Tuesday, January 12, 2016

Dear Powerball Winner: Take Our Advice and Take the Annuity

The New York Times reports:
there are big tax advantages to the annuity. The main one is that taking the annuity is basically like letting the government hold onto part of your prize for a while and invest it for you — and the government does not pay tax on investment income. Of course, once you get the annuity checks, you’ll have to pay income tax on them. But if you take the lump-sum cash prize, you’ll pay tax twice: on the prize when you win it, and on the income you get by investing it.

This adds up. If you invested all your prize money in the same way Powerball does (essentially by putting it in government bonds), you’d end up with 20 percent more cash in 2045 if you took the annuity option rather than the cash option, thanks to the tax savings. You could shave that difference by picking a different investment strategy with better tax management, but you’ll never beat the effective tax rate of zero on the investment income earned inside the Powerball annuity.

Taxes aside, you’ll probably quibble with the pretax rate of return on the Powerball annuity.

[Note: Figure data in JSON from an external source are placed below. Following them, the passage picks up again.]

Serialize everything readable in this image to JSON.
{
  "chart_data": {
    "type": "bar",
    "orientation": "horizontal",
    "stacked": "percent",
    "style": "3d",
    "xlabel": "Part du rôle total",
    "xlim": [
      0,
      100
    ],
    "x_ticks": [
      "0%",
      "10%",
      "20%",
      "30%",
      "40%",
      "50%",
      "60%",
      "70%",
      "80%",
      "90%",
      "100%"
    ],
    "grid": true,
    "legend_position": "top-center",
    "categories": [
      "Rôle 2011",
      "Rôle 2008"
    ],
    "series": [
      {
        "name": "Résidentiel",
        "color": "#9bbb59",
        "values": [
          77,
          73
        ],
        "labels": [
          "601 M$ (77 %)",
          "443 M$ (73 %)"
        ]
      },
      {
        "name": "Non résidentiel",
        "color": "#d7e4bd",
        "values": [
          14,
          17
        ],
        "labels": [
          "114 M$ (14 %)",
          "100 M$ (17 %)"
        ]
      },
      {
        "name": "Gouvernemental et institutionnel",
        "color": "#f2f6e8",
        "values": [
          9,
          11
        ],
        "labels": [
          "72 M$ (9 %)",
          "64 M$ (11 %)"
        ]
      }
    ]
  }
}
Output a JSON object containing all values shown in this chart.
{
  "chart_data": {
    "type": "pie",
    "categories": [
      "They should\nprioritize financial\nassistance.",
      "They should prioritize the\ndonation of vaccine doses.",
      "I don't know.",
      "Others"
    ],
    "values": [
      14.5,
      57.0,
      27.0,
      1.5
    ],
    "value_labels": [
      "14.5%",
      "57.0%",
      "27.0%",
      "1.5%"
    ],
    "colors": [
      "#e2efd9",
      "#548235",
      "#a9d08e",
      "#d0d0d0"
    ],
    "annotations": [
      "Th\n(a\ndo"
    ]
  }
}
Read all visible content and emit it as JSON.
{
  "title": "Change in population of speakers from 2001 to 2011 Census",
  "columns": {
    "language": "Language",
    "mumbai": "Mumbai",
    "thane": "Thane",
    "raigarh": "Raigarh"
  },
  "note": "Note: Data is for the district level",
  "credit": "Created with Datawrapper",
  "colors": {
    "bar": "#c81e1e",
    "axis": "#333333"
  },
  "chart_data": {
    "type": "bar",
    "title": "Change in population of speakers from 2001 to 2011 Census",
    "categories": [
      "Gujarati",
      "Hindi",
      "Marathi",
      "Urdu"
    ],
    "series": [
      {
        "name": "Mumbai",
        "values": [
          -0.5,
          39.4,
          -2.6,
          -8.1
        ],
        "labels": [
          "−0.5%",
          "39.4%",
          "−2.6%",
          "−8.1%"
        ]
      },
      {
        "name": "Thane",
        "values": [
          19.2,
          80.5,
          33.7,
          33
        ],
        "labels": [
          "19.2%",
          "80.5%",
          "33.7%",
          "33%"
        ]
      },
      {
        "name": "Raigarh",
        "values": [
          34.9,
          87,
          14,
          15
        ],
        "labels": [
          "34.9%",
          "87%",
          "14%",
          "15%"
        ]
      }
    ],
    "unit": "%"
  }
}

Effectively, it’s like investing in bonds that pay 2.843 percent interest. But that’s actually a good deal for an ultrasafe investment in today’s ultralow interest rate environment, says Allison Schrager, a financial economist with expertise in annuities.

Ms. Schrager noted you’d pay big fees to an insurance company to build the same investment that Powerball is offering you, and because of those fees your effective interest rate would be even lower than 2.843 percent. As annuities go, this one is structured very favorably. You can even leave it to your children if you die before you finish collecting the payments.
A problem many would like to encounter.